Müslümanların kahir bir ekseriyetle yaşadıkları ülke ve devletlere baktığımızda, ülkelerin durumlarının hiç iç açıcı olmadığını görmekteyiz. Buna, halkının çoğunluğu Müslüman olan ülkelerde dâhildir. Çünkü toplumsal mutabakatla sağlanan otorite merkezleri, milletin inanç ve idealleriyle örtüşmemektedir. Hatta denilebilir ki, milletin fıtraten var saydığı değerleri, otorite merkezleri bilinçli bir şekilde aşındırmak ve etkisizleştirmek durumundadır.

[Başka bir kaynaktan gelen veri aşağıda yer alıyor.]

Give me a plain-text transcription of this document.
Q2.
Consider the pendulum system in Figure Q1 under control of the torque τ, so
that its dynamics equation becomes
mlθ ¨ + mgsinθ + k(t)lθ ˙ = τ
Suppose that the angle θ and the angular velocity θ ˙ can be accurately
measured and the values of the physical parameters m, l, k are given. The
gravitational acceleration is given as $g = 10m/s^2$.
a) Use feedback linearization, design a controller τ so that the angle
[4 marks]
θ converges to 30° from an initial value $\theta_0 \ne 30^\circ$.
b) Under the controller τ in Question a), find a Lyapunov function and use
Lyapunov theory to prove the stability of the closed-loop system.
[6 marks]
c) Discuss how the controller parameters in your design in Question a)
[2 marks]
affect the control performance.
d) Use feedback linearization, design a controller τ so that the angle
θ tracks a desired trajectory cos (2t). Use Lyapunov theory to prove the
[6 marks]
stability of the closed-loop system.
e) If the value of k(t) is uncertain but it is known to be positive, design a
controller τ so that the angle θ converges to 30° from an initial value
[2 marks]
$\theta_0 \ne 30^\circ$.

Bu sebeple otorite ile millet sürekli bir çatışma halindedir. Toplumsal hayatta, müşterek değerler oluşturarak yaşamak, bir ihtiyaçtır. Bu ihtiyacı millet otorite dışında oluşumlarla yeni otorite merkezleri ihdas etmek durumuyla karşılamak zorunda kaldığı bir vakıadır. Bu sebeple de, her başına kavuk geçiren, kendisini dini otorite, buna benzer oluşumlar ise kendilerini dini otorite merkezi görmektedirler. Sonrasında ayrılıklar, ihtilaflar ve bu toz duman arasında oluşturulan “ritüeller” ve netice kokuşmuşluk ve bir sürü sosyal mesele…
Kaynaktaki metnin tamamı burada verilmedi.